A final note from Dr. Latham about questioning. Do not ask a child a question if you already know the answer: Alice has failed to get her homework done because she dawdled her time away watching TV.
Parent: "Alice, why haven't you gotten your homework done?"
In light of what you've read, why is this useless and how can it even make a bad situation worse? Here's a better way:
Parent: "Alice, turn off the TV and complete your homework now."

☻Never question children about their inappropriate behaviors unless you need information to aid in problem solving. When, out of anger and frustration, parents question their children, several negative results commonly occur, including: The asking of more useless questions. Since, at times like these, parents really don't expect an answer, if an answer is given it is rejected, only to be followed by another dumb question. Eventually emotions get out of control and things get progressively worse.
☻The strengthening of inappropriate behavior. Since questioning children about their behavior is a form of parental attention, that attention tends to strengthen the very behavior that is a problem; hence, that behavior is more likely to reoccur.
☻The encouragement to lie. It is not at all unusual for children (or adults) to lie when questioned about things that could reflect badly on them.

As always...good luck, and as Dr. Latham used to say:


LarryG said...

Jodi, Why did you post this? And did you in fact hit your brother before you posted it? :)
Very good info - and thank you for the link. I bookmarked Dr Latham's web page.

Kelli said...

I am going to jump on over there and check this out. Interesting. I can always use more advise (good advise) hehe

da Bergs said...

GREAT info!!! THANK YOU!!! I added it to my fav's....

And, I like the new things you added to your side bar!!!

Kelsee said...

He has it right on! Wish it were as easy to do as it sounds though!

Thanks for inspiring me to be better once again!

Tiffany said...

Wow, that's one I need to work on. I'm sure it's tougher than it sounds. Hmmm, really needed that!:)

Tiffany said...
This comment has been removed by the author.
Mich said...

Love these posts! This is something I had never thought of thanks!

fawndear said...

Thanks for the reminder. It seems I need it daily.

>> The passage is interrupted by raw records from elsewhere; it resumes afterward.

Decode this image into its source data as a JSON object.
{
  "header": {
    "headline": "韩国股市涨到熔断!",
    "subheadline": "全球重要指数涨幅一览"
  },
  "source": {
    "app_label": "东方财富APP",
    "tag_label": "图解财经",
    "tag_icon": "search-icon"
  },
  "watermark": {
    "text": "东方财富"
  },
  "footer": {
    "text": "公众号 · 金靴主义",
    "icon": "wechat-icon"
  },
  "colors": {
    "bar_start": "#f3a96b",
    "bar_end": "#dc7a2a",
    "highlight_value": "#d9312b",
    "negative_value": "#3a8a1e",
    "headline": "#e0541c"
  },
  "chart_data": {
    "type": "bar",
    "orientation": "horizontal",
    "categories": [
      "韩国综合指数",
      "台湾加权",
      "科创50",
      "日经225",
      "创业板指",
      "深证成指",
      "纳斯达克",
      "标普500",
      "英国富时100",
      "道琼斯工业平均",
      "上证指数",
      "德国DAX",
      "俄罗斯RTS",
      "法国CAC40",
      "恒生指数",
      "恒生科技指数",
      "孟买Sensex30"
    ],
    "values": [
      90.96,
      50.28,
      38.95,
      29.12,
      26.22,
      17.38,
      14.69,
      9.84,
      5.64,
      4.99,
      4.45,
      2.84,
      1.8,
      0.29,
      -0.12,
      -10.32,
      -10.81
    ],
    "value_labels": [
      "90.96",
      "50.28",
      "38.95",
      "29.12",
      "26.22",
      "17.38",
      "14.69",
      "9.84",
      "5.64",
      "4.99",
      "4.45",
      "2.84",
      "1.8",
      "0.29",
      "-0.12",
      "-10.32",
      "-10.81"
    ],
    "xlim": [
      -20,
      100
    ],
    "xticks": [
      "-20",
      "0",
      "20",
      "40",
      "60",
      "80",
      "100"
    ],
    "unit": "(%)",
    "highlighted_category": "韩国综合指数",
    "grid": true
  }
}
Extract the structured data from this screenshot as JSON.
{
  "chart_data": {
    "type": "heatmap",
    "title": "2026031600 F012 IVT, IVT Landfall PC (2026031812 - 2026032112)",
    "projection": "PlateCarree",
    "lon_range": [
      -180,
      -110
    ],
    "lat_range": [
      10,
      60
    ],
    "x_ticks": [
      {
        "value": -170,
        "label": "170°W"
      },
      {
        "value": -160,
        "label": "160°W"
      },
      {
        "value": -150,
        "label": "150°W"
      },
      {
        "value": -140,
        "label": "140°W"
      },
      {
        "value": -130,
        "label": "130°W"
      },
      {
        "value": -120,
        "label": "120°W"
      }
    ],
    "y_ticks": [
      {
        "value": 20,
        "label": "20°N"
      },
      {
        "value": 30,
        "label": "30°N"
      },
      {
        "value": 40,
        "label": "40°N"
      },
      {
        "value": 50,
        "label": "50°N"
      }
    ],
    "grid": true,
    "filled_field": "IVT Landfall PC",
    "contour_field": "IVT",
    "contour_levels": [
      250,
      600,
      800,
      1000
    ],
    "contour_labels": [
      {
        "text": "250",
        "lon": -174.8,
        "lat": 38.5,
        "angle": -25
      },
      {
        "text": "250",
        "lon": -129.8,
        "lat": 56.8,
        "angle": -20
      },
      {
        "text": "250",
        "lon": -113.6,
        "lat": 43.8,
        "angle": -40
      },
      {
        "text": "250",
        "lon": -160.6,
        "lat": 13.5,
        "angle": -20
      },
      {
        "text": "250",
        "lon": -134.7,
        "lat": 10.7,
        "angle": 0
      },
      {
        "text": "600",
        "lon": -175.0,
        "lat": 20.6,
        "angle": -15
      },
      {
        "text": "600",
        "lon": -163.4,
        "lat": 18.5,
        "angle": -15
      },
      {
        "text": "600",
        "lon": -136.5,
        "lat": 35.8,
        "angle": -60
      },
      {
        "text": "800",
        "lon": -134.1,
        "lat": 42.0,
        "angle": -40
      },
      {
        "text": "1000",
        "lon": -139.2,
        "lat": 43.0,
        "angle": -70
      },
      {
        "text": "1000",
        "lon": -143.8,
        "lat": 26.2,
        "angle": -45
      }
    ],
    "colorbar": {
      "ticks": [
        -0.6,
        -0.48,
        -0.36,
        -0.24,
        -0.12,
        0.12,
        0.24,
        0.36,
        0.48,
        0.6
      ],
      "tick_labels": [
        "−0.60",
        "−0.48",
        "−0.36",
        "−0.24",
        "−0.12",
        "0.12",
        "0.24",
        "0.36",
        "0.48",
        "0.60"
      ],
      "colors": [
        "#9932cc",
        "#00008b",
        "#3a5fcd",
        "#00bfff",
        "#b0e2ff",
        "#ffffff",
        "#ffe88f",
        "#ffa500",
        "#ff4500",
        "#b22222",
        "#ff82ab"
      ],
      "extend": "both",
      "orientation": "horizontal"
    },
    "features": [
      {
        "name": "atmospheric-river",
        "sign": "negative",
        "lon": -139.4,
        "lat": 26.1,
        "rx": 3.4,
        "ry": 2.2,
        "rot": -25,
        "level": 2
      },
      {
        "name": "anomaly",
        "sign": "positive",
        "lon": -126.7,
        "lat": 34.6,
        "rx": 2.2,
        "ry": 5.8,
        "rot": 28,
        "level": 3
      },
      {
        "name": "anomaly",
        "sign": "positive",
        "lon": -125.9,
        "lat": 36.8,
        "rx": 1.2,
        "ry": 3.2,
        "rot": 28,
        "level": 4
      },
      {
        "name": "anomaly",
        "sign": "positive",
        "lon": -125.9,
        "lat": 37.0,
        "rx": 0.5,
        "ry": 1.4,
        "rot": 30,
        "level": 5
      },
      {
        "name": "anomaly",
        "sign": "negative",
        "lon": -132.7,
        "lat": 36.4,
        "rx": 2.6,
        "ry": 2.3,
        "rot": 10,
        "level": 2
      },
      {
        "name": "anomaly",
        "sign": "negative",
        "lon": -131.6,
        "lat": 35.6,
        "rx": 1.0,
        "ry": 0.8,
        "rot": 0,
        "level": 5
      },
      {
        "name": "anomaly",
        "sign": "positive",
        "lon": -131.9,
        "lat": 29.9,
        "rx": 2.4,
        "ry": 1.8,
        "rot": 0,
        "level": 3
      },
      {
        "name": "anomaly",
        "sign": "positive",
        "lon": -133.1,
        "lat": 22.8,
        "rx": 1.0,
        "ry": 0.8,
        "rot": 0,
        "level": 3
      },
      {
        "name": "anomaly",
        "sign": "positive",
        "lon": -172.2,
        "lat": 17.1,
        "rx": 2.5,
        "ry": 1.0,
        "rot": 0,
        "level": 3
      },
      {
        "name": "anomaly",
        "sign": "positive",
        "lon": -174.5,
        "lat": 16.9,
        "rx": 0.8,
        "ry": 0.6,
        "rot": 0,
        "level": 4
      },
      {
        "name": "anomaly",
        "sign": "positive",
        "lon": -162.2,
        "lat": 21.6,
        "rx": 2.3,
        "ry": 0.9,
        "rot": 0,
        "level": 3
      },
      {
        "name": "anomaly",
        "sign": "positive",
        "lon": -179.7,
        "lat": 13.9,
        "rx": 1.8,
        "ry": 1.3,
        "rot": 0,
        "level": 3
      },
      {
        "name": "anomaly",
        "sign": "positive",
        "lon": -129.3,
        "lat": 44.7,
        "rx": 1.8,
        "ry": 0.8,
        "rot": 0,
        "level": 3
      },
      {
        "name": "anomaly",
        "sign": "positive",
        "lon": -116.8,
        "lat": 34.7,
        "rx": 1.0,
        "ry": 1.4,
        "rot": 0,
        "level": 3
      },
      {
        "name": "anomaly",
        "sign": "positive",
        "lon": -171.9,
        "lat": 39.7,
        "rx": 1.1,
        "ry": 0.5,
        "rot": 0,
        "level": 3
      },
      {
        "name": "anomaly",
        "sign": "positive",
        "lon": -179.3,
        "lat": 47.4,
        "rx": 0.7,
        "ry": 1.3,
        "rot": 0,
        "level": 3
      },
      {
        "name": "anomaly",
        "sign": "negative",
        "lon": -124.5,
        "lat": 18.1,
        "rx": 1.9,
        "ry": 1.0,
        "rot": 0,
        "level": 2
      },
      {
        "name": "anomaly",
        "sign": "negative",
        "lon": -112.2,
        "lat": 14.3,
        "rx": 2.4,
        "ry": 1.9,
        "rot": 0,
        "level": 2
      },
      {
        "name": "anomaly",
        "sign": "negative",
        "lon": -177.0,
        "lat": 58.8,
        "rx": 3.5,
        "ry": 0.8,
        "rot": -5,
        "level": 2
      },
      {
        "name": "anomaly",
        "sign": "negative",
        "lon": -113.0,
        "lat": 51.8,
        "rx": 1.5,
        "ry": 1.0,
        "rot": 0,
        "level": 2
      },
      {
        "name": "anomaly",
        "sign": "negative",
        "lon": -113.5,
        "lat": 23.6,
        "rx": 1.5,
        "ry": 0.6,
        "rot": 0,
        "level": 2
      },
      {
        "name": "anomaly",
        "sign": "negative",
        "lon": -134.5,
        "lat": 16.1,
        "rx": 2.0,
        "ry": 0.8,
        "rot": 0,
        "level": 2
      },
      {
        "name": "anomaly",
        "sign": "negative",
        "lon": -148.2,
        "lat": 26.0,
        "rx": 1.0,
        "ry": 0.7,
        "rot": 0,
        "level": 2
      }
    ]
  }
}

His book 'Christlike Parenting' is one of my fav's.

Jodi said...


Yes that book is so powerful! It is also one of my favorites! My husband and I were asked by him to read it (edit and write a review) before it was published and so I literally scoured that one. It is one of those that sits right next to my scriptures when it comes to parenting. Incredible book! I am planning on talking about it in my next parenting post!

Jen said...

Thanks for the reminders. I am really bad at this one. I ask stupid questions all the time. It really is a way to take out frustrations. Not good. Now that it's said, it only makes sense, but not one I would have automatically thought of. Thanks!

Yvonne said...

I know I've asked stupid questions--thanks for the reminder and the link.